Cats review – is this fur real?
Tom Hooper's thoroughly misguided adaptation of the hit musical is both a vision of hell and a fascinating curio
For Christmas, how about a film in which the word “Jellicle” is repeated, over and over again, until you have simply lost the will to live? And that’s just the first ten minutes. What unholy vision is this, then, that comes to us unwanted, unwarranted, and seemingly unaware of its capacity to haunt our waking dreams? Cats, a musical film based on the iconic West End stage show, appears to have squeezed itself through a pet flap-shaped portal leading straight to hell. “Are you blind when you’re born?” intones one feline in the film’s very first moments. After seeing this, you’ll probably wish you had been.

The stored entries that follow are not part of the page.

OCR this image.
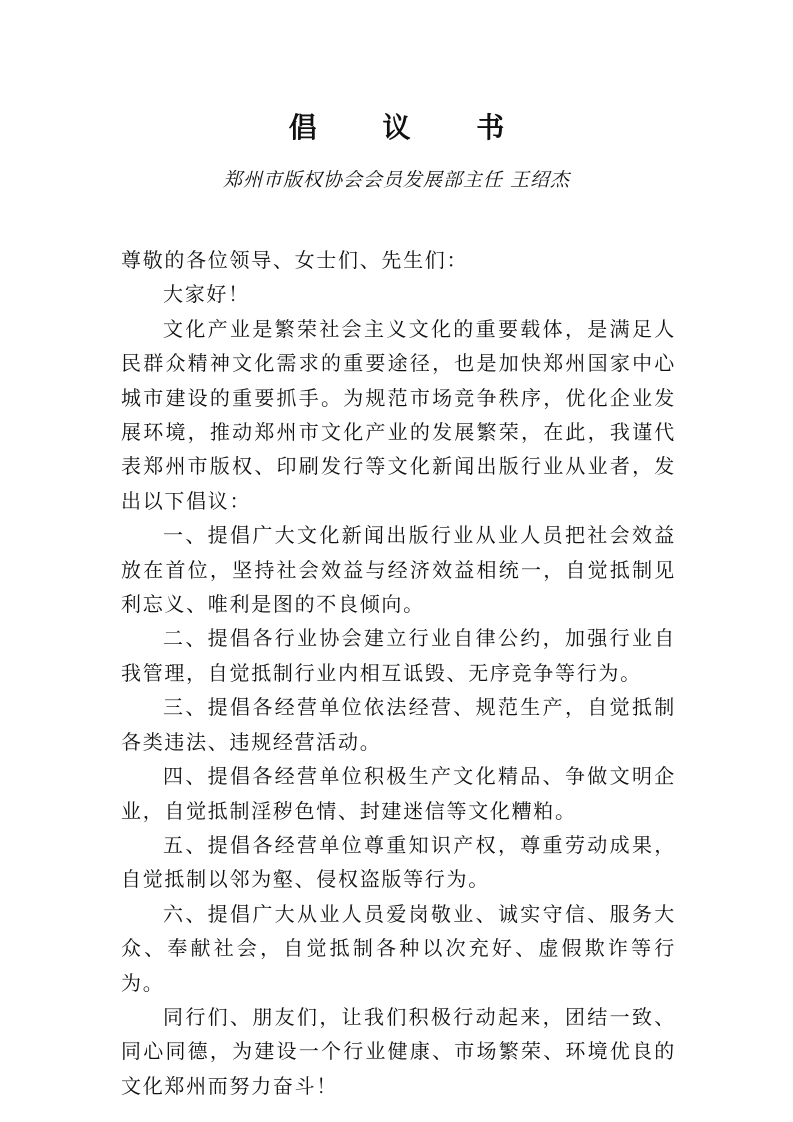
倡 议 书
郑州市版权协会会员发展部主任 王绍杰

尊敬的各位领导、女士们、先生们：

大家好！

文化产业是繁荣社会主义文化的重要载体，是满足人民群众精神文化需求的重要途径，也是加快郑州国家中心城市建设的重要抓手。为规范市场竞争秩序，优化企业发展环境，推动郑州市文化产业的发展繁荣，在此，我谨代表郑州市版权、印刷发行等文化新闻出版行业从业者，发出以下倡议：

一、提倡广大文化新闻出版行业从业人员把社会效益放在首位，坚持社会效益与经济效益相统一，自觉抵制见利忘义、唯利是图的不良倾向。

二、提倡各行业协会建立行业自律公约，加强行业自我管理，自觉抵制行业内相互诋毁、无序竞争等行为。

三、提倡各经营单位依法经营、规范生产，自觉抵制各类违法、违规经营活动。

四、提倡各经营单位积极生产文化精品、争做文明企业，自觉抵制淫秽色情、封建迷信等文化糟粕。

五、提倡各经营单位尊重知识产权，尊重劳动成果，自觉抵制以邻为壑、侵权盗版等行为。

六、提倡广大从业人员爱岗敬业、诚实守信、服务大众、奉献社会，自觉抵制各种以次充好、虚假欺诈等行为。

同行们、朋友们，让我们积极行动起来，团结一致、同心同德，为建设一个行业健康、市场繁荣、环境优良的文化郑州而努力奋斗！
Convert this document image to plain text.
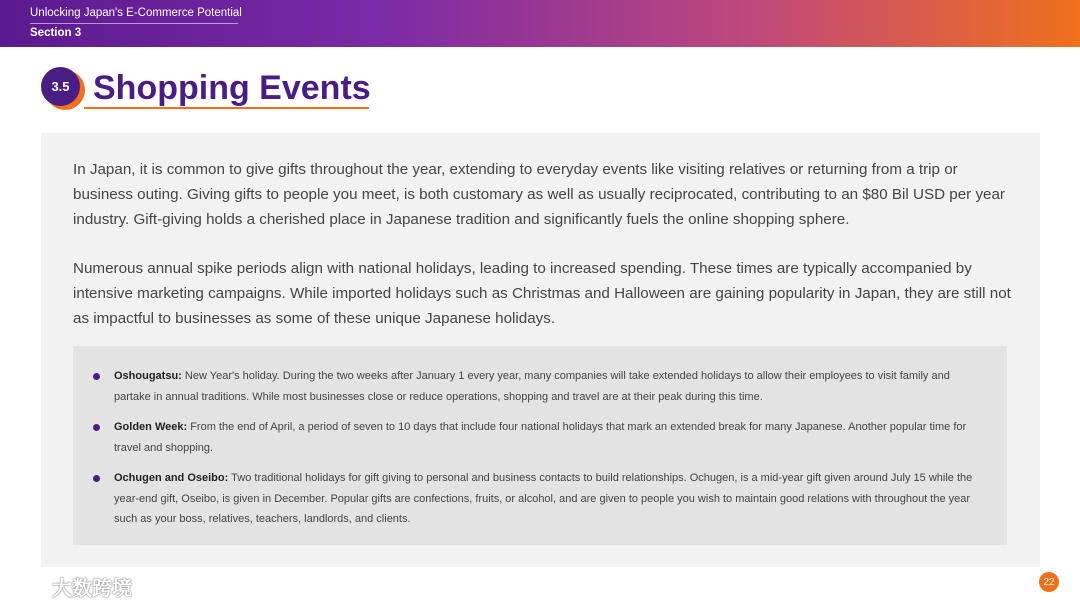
Unlocking Japan's E-Commerce Potential
Section 3
3.5 Shopping Events

In Japan, it is common to give gifts throughout the year, extending to everyday events like visiting relatives or returning from a trip or business outing. Giving gifts to people you meet, is both customary as well as usually reciprocated, contributing to an $80 Bil USD per year industry. Gift-giving holds a cherished place in Japanese tradition and significantly fuels the online shopping sphere.

Numerous annual spike periods align with national holidays, leading to increased spending. These times are typically accompanied by intensive marketing campaigns. While imported holidays such as Christmas and Halloween are gaining popularity in Japan, they are still not as impactful to businesses as some of these unique Japanese holidays.

Oshougatsu: New Year's holiday. During the two weeks after January 1 every year, many companies will take extended holidays to allow their employees to visit family and partake in annual traditions. While most businesses close or reduce operations, shopping and travel are at their peak during this time.
Golden Week: From the end of April, a period of seven to 10 days that include four national holidays that mark an extended break for many Japanese. Another popular time for travel and shopping.
Ochugen and Oseibo: Two traditional holidays for gift giving to personal and business contacts to build relationships. Ochugen, is a mid-year gift given around July 15 while the year-end gift, Oseibo, is given in December. Popular gifts are confections, fruits, or alcohol, and are given to people you wish to maintain good relations with throughout the year such as your boss, relatives, teachers, landlords, and clients.
大数跨境	22
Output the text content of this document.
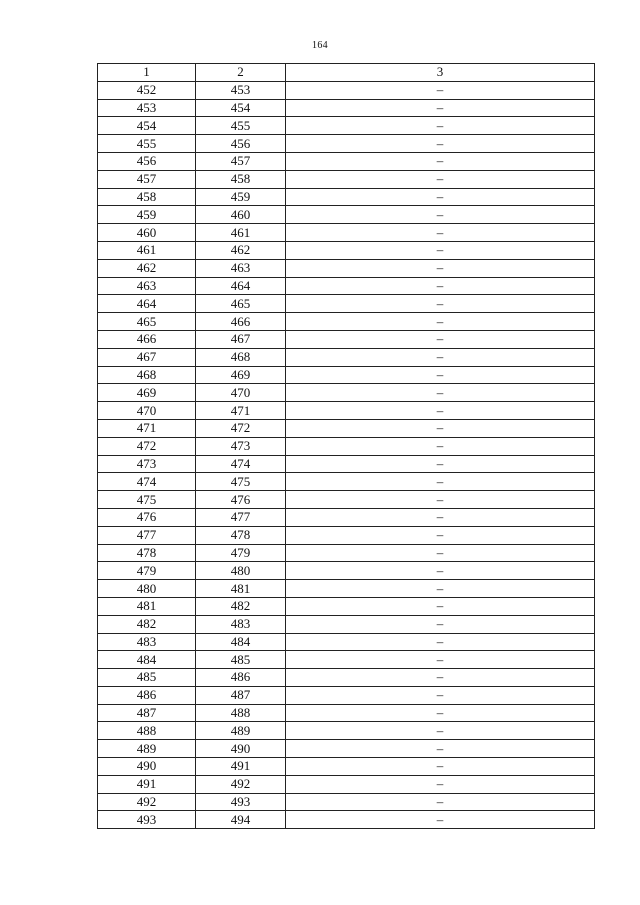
164
1	2	3
452	453	–
453	454	–
454	455	–
455	456	–
456	457	–
457	458	–
458	459	–
459	460	–
460	461	–
461	462	–
462	463	–
463	464	–
464	465	–
465	466	–
466	467	–
467	468	–
468	469	–
469	470	–
470	471	–
471	472	–
472	473	–
473	474	–
474	475	–
475	476	–
476	477	–
477	478	–
478	479	–
479	480	–
480	481	–
481	482	–
482	483	–
483	484	–
484	485	–
485	486	–
486	487	–
487	488	–
488	489	–
489	490	–
490	491	–
491	492	–
492	493	–
493	494	–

Consider its main collaborators, who have joined forces like the Fur Horseman of the Apocalypse: Tom Hooper, Andrew Lloyd Webber, Taylor Swift and – take your pick – Idris Elba? Jason Derulo? James Corden? Rebel Wilson? With performances this bad, the jury’s out for the worst offender, and only Ian McKellen and Jennifer Hudson escape the mess unscathed. Even as he mumbles his lines and she – sobbing through iconic showstopper “Memory” – sets out to do a Hathaway and bag the Oscar for Best Actress Crying in a Tom Hooper Musical Adaptation is there the slightest glimpse of what could have been.

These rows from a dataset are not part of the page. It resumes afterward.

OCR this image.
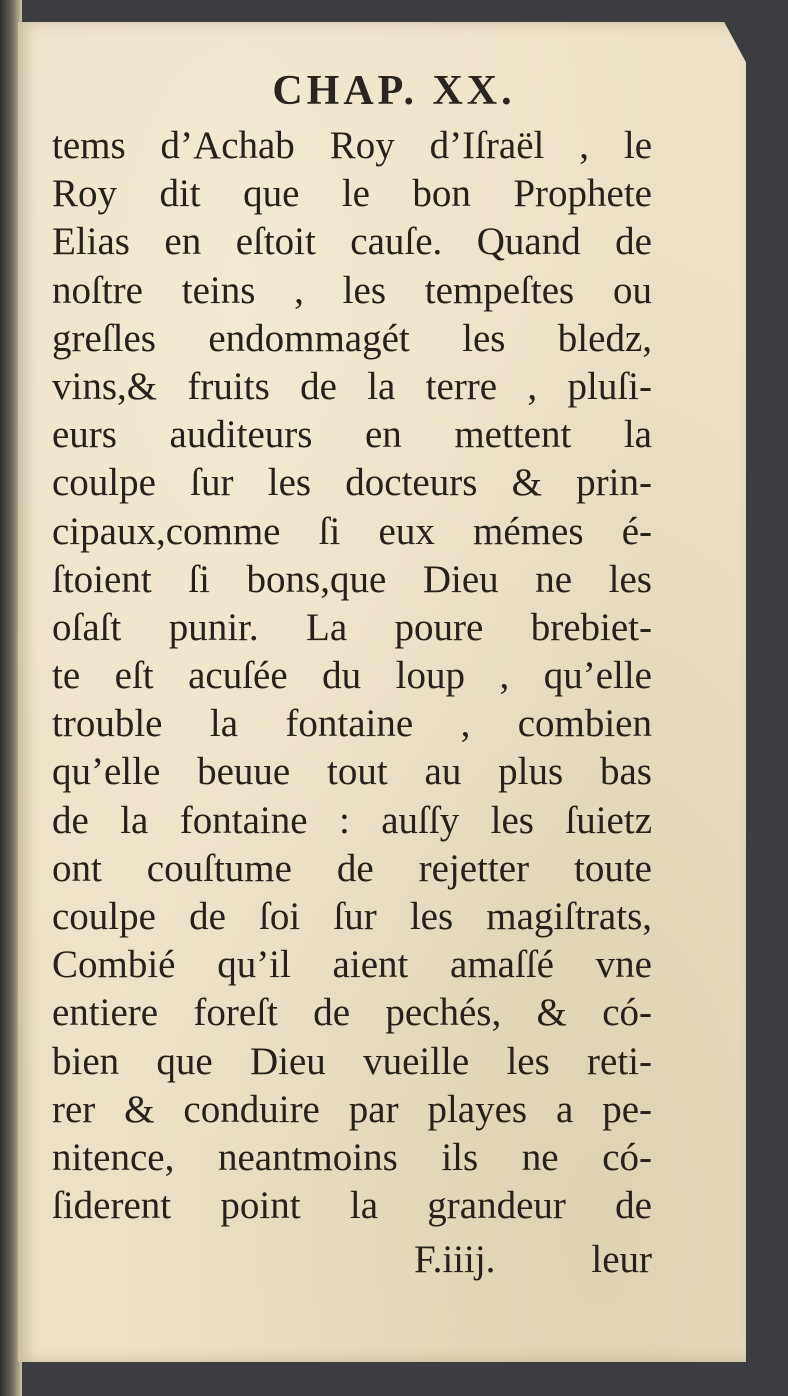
CHAP. XX.
tems d’Achab Roy d’Iſraël , le
Roy dit que le bon Prophete
Elias en eſtoit cauſe. Quand de
noſtre teins , les tempeſtes ou
greſles endommagét les bledz,
vins,& fruits de la terre , pluſi-
eurs auditeurs en mettent la
coulpe ſur les docteurs & prin-
cipaux,comme ſi eux mémes é-
ſtoient ſi bons,que Dieu ne les
oſaſt punir. La poure brebiet-
te eſt acuſée du loup , qu’elle
trouble la fontaine , combien
qu’elle beuue tout au plus bas
de la fontaine : auſſy les ſuietz
ont couſtume de rejetter toute
coulpe de ſoi ſur les magiſtrats,
Combié qu’il aient amaſſé vne
entiere foreſt de pechés, & có-
bien que Dieu vueille les reti-
rer & conduire par playes a pe-
nitence, neantmoins ils ne có-
ſiderent point la grandeur de
F.iiij. leur
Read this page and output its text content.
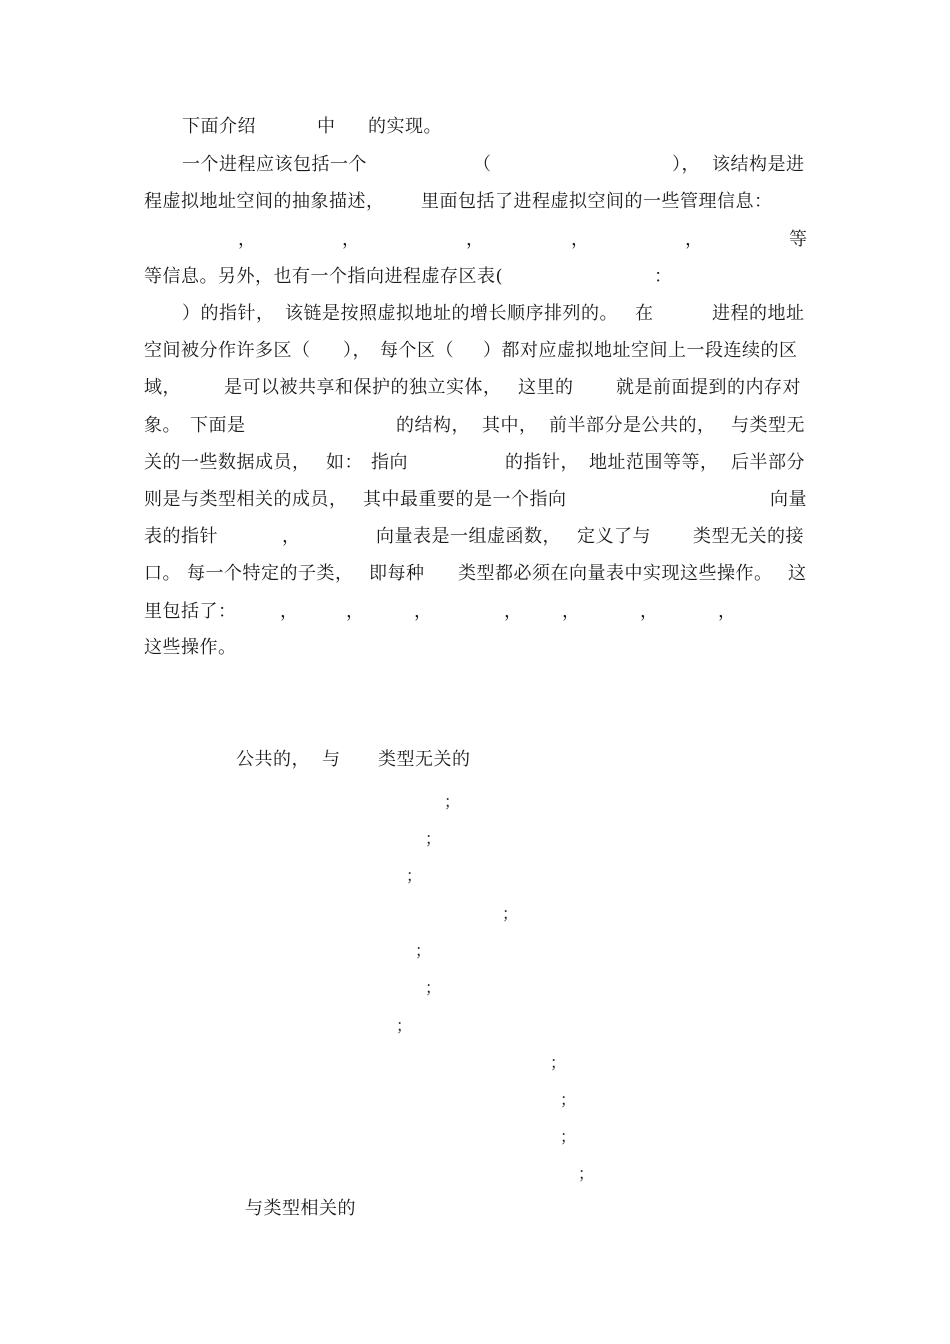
下面介绍	中 的实现。
一个进程应该包括一个	（	）， 该结构是进
程虚拟地址空间的抽象描述， 里面包括了进程虚拟空间的一些管理信息：
，	，	，	，	，	等
等信息。另外，也有一个指向进程虚存区表(	：
）的指针， 该链是按照虚拟地址的增长顺序排列的。 在	进程的地址
空间被分作许多区（ ）， 每个区（ ）都对应虚拟地址空间上一段连续的区
域， 是可以被共享和保护的独立实体， 这里的 就是前面提到的内存对
象。 下面是	的结构， 其中， 前半部分是公共的， 与类型无
关的一些数据成员， 如： 指向	的指针， 地址范围等等， 后半部分
则是与类型相关的成员， 其中最重要的是一个指向	向量
表的指针	，	向量表是一组虚函数， 定义了与 类型无关的接
口。 每一个特定的子类， 即每种 类型都必须在向量表中实现这些操作。 这
里包括了： ，	，	，	， ，	，	，
这些操作。
公共的， 与 类型无关的
；
；
；
；
；
；
；
；
；
；
；
与类型相关的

But Cats forces to you to ask so many questions about what is happening, and why, that it is impossible to engage with the material. Nothing makes sense, and even the things that make no sense make no sense. You will ask yourself, over and over: what period is this version of London supposed to be set? Has the end of the world occurred? Why are the cats half human and why are their proportions constantly shifting? Why does that cat wear a hat, and why does that cat not wear a hat? Why do the mice and the cockroaches have human faces? And as these lyrical creatures sing and dance, with names like Macavity and Rumpleteazer and Rum Tum Tugger, you simply claw to see it all without the layers of ugly CGI. Taylor Swift, on screen for a mere 10 minute spell and singing in a faux-British accent, doesn’t even seem to have been properly rendered as a cat. As her sultry Bombalurina’s face seems to float independently from her head, it’s like watching a film shot through a Snapchat filter. Witnessing these Jellicles perform magic and do ballet – terrifying, nightmarish – leads you to just one thought: we have gone too far. Cinema must end. This should be the last film ever made.

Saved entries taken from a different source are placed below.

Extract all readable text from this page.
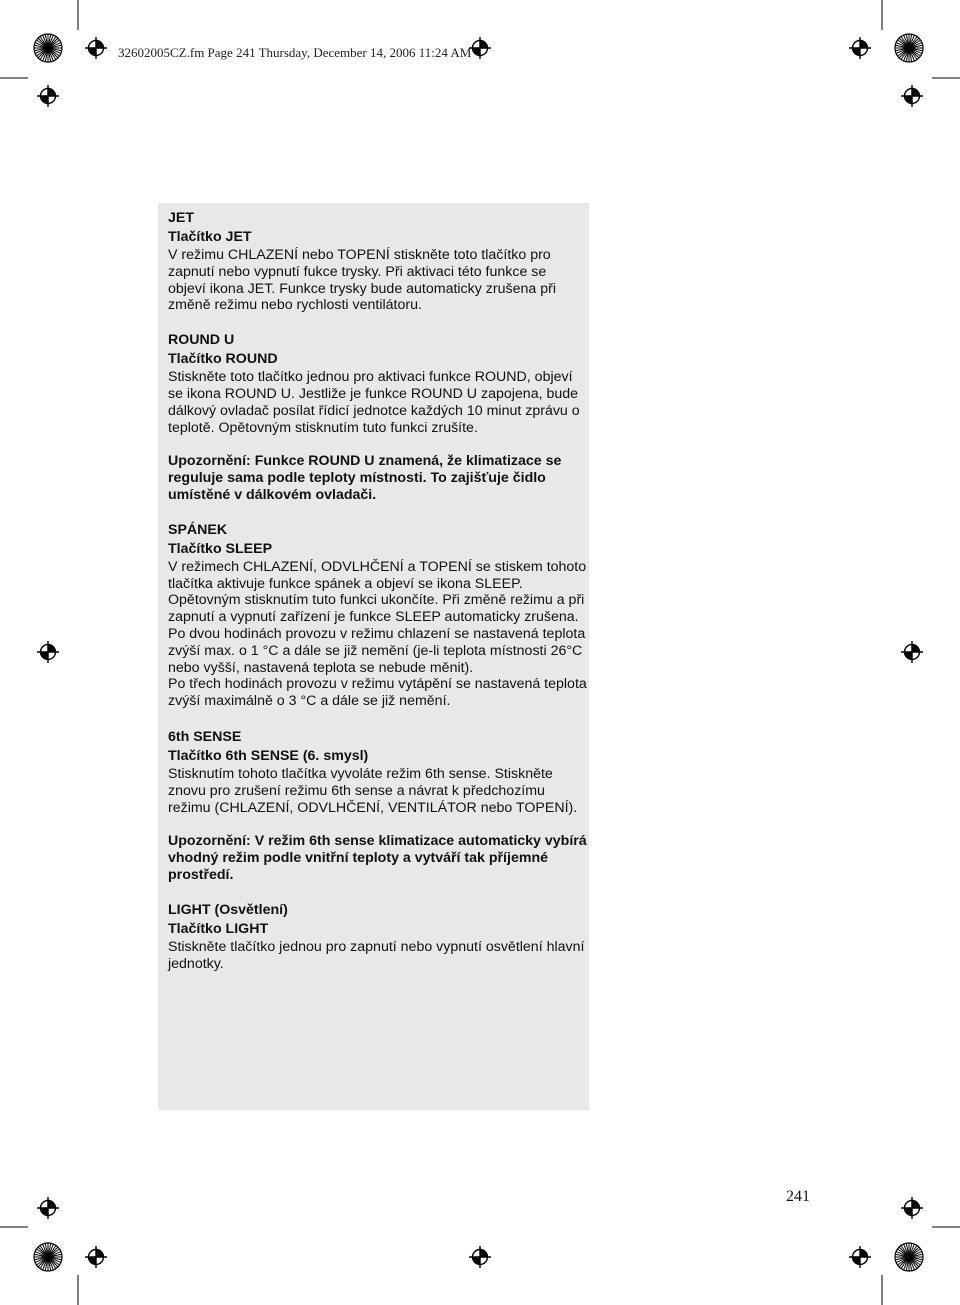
32602005CZ.fm Page 241 Thursday, December 14, 2006 11:24 AM

JET

Tlačítko JET

V režimu CHLAZENÍ nebo TOPENÍ stiskněte toto tlačítko pro zapnutí nebo vypnutí fukce trysky. Při aktivaci této funkce se objeví ikona JET. Funkce trysky bude automaticky zrušena při změně režimu nebo rychlosti ventilátoru.

ROUND U

Tlačítko ROUND

Stiskněte toto tlačítko jednou pro aktivaci funkce ROUND, objeví se ikona ROUND U. Jestliže je funkce ROUND U zapojena, bude dálkový ovladač posílat řídicí jednotce každých 10 minut zprávu o teplotě. Opětovným stisknutím tuto funkci zrušíte.

Upozornění: Funkce ROUND U znamená, že klimatizace se reguluje sama podle teploty místnosti. To zajišťuje čidlo umístěné v dálkovém ovladači.

SPÁNEK

Tlačítko SLEEP

V režimech CHLAZENÍ, ODVLHČENÍ a TOPENÍ se stiskem tohoto tlačítka aktivuje funkce spánek a objeví se ikona SLEEP. Opětovným stisknutím tuto funkci ukončíte. Při změně režimu a při zapnutí a vypnutí zařízení je funkce SLEEP automaticky zrušena.

Po dvou hodinách provozu v režimu chlazení se nastavená teplota zvýší max. o 1 °C a dále se již nemění (je-li teplota místnosti 26°C nebo vyšší, nastavená teplota se nebude měnit).

Po třech hodinách provozu v režimu vytápění se nastavená teplota zvýší maximálně o 3 °C a dále se již nemění.

6th SENSE

Tlačítko 6th SENSE (6. smysl)

Stisknutím tohoto tlačítka vyvoláte režim 6th sense. Stiskněte znovu pro zrušení režimu 6th sense a návrat k předchozímu režimu (CHLAZENÍ, ODVLHČENÍ, VENTILÁTOR nebo TOPENÍ).

Upozornění: V režim 6th sense klimatizace automaticky vybírá vhodný režim podle vnitřní teploty a vytváří tak příjemné prostředí.

LIGHT (Osvětlení)

Tlačítko LIGHT

Stiskněte tlačítko jednou pro zapnutí nebo vypnutí osvětlení hlavní jednotky.

241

The plot never made sense on stage, of course, but it didn’t need to. Here an attempt has been made to lend the gibberish a narrative thread, which only serves to highlight the obvious: its story of Jellicle cats trying to ascend to the “Heaviside Layer” via a variety show is pure nonsense, absolutely not the stuff of cinema. Hooper, whose usual style is marked by an overuse of the fish eye lens, at least directs this movie without resorting to this trademark flourish. But how did he direct it? Has Cats been directed, really? There is no direction, except to simply place the camera somewhere, anywhere, and let these felines strut and splay their way through a 111 minute runtime that feels roughly six times as long.
When Judi Dench – haunting, but never in a good way – turns to address the camera, several times, in the film’s final, seemingly never-ending scene, you won’t know whether to laugh or cry. And yet you must see it. Not because Cats is good, or worthy of your money. But because Cats is a landmark piece of terrible art, The Room of musical film adaptations. Because Cats has to be seen to be believed. Because maybe, here, at the tail end of 2019, Cats is exactly the film we all deserve.